On se souvient de la polémique suscitée par le ministre de l’Enseignement supérieur, de la Recherche et de l’Innovation Frédérique Vidal quand elle dénonça, le 14 février, sur CNews, l’islamo-gauchisme qui « gangrène la société dans son ensemble », ajoutant que « l’université n’est pas imperméable ». Il est un autre défaut affectant une partie des chercheurs : ils prétendent exprimer une pensée originale alors qu’ils tombent dans le conformisme ambiant. La rencontre organisée par Sciences Po Paris, mercredi dernier, dans l’enceinte de l’établissement, en mémoire de Samuel Paty, semble bien tomber dans ce travers. Elle a, en tout cas, vivement fait réagir Charlie Hebdo, qui a relevé quelques-unes des interventions et a qualifié cet hommage de « faux » et d’« étrange ».

Loin de nous l’idée d’une quelconque censure à l’encontre des chercheurs qui doivent pouvoir aborder tous les sujets.
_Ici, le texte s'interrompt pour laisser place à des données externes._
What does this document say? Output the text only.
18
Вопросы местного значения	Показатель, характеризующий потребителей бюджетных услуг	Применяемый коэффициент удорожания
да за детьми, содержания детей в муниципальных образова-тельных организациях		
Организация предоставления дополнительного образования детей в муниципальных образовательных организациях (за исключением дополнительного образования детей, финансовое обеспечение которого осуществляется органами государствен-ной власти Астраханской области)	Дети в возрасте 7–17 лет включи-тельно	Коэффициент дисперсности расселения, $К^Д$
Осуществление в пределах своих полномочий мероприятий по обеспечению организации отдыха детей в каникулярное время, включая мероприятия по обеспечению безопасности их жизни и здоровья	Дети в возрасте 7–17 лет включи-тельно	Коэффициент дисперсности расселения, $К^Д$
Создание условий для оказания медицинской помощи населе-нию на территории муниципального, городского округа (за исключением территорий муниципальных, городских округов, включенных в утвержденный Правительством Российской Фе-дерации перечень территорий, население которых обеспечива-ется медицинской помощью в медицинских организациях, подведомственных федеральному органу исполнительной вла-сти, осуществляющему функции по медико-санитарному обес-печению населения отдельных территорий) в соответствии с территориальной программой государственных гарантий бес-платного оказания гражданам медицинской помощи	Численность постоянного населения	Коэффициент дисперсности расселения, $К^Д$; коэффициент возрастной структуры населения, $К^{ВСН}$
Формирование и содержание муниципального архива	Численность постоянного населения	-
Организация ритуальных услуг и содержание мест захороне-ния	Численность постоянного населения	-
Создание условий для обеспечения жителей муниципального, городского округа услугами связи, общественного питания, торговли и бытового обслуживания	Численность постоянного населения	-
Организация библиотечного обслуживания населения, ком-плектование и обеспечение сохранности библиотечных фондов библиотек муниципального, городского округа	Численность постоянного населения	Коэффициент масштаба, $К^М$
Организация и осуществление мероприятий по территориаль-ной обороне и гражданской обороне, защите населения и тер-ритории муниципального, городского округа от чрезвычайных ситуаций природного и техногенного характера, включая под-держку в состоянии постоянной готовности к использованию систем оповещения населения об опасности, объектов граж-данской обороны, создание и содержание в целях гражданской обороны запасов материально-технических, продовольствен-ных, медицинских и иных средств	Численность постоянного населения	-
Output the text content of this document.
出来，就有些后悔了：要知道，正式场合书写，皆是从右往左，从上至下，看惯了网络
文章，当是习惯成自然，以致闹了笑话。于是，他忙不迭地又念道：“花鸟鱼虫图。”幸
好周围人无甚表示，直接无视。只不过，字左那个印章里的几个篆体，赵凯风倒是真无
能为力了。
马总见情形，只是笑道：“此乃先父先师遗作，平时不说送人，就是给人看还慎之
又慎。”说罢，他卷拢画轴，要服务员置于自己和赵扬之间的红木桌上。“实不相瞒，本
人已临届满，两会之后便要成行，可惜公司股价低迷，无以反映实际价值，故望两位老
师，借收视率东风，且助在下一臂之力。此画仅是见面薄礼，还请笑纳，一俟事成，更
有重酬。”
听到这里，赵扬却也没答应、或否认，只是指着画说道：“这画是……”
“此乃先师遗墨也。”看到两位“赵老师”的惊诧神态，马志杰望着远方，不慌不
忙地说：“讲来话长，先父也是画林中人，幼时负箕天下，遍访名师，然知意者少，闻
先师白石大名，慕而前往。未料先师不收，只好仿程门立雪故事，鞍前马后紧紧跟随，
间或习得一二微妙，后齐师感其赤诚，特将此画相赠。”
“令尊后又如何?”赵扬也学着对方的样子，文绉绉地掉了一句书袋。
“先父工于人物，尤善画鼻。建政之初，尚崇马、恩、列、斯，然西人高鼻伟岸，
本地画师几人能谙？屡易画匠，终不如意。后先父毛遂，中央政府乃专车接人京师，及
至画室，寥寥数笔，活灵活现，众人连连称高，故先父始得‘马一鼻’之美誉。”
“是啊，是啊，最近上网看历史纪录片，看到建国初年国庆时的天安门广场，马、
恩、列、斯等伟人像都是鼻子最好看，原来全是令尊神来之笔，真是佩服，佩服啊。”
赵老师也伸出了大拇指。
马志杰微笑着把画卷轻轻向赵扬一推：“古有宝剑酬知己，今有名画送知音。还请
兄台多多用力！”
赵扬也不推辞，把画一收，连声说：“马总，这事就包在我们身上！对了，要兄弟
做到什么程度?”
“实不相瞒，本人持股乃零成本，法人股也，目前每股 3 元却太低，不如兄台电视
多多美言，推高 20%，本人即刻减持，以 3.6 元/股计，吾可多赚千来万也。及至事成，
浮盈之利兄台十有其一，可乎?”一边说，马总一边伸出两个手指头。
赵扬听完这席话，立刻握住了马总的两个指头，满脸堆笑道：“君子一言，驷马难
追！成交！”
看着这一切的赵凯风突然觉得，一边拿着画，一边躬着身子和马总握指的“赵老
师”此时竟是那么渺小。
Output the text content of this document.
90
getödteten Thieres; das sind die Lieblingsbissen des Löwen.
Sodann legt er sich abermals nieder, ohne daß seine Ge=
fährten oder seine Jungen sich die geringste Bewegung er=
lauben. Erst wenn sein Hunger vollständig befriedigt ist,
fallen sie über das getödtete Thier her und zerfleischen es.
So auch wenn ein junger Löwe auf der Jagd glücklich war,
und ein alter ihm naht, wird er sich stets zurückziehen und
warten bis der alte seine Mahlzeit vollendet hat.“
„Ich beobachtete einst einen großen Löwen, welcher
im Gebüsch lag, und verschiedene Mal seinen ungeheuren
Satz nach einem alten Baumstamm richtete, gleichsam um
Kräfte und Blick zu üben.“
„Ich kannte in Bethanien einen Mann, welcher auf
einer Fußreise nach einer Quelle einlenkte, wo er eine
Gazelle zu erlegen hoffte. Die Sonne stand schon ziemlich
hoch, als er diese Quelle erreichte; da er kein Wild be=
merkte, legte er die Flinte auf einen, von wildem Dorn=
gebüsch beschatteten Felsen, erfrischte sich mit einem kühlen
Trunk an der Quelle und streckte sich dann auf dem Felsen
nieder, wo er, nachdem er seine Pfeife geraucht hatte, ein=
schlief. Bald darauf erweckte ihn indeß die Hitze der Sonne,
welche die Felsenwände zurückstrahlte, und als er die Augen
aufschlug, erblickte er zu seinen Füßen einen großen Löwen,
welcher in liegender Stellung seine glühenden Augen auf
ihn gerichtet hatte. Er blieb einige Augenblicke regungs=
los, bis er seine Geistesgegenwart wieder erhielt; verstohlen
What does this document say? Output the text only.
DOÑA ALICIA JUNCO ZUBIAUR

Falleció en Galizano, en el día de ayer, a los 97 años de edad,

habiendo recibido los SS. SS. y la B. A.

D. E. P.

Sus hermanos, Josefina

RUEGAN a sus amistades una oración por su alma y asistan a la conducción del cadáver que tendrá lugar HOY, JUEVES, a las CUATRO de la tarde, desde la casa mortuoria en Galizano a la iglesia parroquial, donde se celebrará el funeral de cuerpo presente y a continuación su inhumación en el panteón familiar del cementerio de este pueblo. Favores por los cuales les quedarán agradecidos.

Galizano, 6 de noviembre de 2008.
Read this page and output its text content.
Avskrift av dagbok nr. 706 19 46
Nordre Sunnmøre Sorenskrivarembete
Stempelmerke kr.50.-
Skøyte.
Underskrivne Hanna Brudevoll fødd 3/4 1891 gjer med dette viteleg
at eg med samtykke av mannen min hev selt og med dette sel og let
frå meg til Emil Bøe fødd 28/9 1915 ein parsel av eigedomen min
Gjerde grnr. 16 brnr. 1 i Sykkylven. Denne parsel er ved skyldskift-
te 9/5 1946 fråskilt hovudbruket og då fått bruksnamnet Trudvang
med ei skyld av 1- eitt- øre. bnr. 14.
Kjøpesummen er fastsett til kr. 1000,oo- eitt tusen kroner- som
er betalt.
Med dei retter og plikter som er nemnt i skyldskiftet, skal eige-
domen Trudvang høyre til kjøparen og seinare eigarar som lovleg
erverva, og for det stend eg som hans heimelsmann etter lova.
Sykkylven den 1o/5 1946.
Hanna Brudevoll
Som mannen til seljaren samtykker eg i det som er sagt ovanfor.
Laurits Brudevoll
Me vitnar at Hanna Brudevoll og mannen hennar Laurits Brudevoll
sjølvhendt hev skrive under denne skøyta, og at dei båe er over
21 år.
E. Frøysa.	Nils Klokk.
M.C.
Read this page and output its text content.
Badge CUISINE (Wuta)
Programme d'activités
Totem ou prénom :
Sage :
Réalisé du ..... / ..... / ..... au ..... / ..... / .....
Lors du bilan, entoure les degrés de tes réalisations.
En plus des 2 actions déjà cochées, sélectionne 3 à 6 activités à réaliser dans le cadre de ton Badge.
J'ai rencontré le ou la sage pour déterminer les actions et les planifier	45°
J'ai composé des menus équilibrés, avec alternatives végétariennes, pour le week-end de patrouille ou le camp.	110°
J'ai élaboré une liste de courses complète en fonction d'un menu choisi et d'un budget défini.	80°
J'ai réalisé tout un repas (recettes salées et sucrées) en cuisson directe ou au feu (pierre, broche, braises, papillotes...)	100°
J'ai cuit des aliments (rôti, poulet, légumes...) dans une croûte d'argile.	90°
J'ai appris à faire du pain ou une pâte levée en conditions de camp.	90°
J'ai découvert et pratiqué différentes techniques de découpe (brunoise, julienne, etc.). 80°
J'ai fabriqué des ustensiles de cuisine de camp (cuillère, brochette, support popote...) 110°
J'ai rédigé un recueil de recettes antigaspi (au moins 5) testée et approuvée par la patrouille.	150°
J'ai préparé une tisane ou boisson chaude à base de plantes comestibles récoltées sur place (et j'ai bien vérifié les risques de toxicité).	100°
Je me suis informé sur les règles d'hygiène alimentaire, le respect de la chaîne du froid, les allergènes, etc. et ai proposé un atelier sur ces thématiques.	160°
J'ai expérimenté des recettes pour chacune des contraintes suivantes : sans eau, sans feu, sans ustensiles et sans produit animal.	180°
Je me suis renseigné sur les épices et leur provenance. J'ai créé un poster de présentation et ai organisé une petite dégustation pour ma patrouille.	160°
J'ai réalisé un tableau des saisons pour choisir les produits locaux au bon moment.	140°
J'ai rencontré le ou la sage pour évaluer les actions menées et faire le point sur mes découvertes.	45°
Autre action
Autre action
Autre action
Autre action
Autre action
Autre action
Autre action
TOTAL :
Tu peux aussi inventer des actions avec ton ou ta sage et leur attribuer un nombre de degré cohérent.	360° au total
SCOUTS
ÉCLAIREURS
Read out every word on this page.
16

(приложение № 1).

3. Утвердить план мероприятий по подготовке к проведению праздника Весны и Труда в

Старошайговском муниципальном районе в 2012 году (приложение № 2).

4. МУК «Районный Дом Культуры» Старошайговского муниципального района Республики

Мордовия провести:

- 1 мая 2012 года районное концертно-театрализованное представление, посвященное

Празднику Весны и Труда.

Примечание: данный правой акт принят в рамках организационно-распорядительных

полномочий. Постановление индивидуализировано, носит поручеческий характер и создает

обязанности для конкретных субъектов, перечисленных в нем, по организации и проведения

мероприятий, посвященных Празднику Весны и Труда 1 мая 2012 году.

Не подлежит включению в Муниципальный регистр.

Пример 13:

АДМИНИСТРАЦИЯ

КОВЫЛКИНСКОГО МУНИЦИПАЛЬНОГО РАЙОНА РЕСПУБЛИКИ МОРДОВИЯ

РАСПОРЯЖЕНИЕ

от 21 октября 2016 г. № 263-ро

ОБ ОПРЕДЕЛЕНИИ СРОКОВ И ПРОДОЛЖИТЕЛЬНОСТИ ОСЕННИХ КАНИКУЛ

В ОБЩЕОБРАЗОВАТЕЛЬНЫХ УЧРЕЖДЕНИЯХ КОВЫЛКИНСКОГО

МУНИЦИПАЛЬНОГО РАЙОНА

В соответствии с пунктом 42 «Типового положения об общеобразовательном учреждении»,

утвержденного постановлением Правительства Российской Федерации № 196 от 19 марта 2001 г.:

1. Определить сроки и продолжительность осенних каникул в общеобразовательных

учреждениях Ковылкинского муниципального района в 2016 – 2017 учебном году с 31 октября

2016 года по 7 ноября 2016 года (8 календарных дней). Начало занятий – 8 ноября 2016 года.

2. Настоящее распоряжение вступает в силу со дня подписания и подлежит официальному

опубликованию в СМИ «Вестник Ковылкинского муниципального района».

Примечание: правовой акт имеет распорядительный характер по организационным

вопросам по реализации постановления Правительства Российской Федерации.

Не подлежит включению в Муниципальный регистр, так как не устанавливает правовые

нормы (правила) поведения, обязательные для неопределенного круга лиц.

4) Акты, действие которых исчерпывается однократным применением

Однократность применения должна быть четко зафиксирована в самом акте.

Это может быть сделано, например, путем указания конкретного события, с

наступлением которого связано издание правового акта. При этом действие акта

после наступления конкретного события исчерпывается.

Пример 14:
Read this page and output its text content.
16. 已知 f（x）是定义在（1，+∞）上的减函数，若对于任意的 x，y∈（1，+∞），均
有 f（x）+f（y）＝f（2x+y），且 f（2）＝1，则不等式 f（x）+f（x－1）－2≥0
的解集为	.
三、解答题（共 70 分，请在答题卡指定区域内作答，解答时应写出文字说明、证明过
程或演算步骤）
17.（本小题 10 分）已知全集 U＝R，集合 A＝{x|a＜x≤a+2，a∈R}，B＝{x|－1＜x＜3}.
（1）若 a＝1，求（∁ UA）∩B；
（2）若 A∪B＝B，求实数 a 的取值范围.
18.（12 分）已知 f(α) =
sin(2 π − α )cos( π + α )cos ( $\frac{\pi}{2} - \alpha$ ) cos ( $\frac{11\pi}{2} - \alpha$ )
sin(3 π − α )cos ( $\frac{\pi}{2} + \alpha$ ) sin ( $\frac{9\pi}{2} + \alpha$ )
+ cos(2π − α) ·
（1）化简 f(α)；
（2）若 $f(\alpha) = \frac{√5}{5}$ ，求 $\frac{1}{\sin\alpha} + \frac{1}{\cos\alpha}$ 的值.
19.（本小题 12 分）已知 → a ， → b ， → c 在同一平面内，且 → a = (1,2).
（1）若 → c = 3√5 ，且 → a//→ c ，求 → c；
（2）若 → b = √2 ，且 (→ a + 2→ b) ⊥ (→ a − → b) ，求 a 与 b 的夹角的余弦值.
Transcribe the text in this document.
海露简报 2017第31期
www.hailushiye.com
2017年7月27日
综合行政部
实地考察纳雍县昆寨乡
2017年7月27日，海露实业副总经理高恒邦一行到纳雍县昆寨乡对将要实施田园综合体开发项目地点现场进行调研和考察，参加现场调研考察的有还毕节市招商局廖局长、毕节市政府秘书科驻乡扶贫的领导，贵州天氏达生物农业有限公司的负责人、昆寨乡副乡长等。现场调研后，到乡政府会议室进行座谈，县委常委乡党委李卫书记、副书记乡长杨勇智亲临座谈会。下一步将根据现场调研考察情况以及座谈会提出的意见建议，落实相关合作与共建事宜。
Encore faut-il que n’interviennent pas, dans leurs choix, des considérations peu compatibles avec l’ouverture d’esprit qu’implique la recherche et que, sous l’apparence de la pluralité d’opinions, on ne privilégie une pensée unique.

Ainsi, comme le rappelle l’hebdomadaire lui-même victime de la terreur islamiste, la caricature d’une dessinatrice de Charlie Hebdo, que Samuel Paty avait montrée en classe, a fait l’objet d’interprétations singulières. Le chercheur écrivain et historien de l’art Bruno Nassim Aboudrar a, lors de cette rencontre, expliqué que la dessinatrice « a fait ce dessin pour se moquer non pas du prophète mais de ceux qui le représentent de cette manière », précisant que « ce dessin n’avait pas d’intention raciste » mais que « c’est un dessin intrinsèquement raciste, ce n’est pas la même chose ». Goût du paradoxe, façon de dire tout et son contraire, en laissant entendre que le malheureux professeur d’histoire Samuel Paty n’a pas été assez vigilant.

Docteur en sciences de l’éducation, Samia Langar a, de son côté, évoqué lors de cette même rencontre une enquête réalisée à Vénissieux, qui n’est plus le paisible village d’autrefois, sur la réception des caricatures, soulignant « le déni de reconnaissance de la place des musulmans dans la société française ». Elle estime, dans son étude, qu’« ils ne se sentent pas considérés comme des citoyens à part entière » et que ces caricatures sont perçues « comme une symbolique ». Faut-il y voir quelque excuse pour ceux qui sont heurtés par de tels dessins, voire pour les actes de violence qu’ils commettent ?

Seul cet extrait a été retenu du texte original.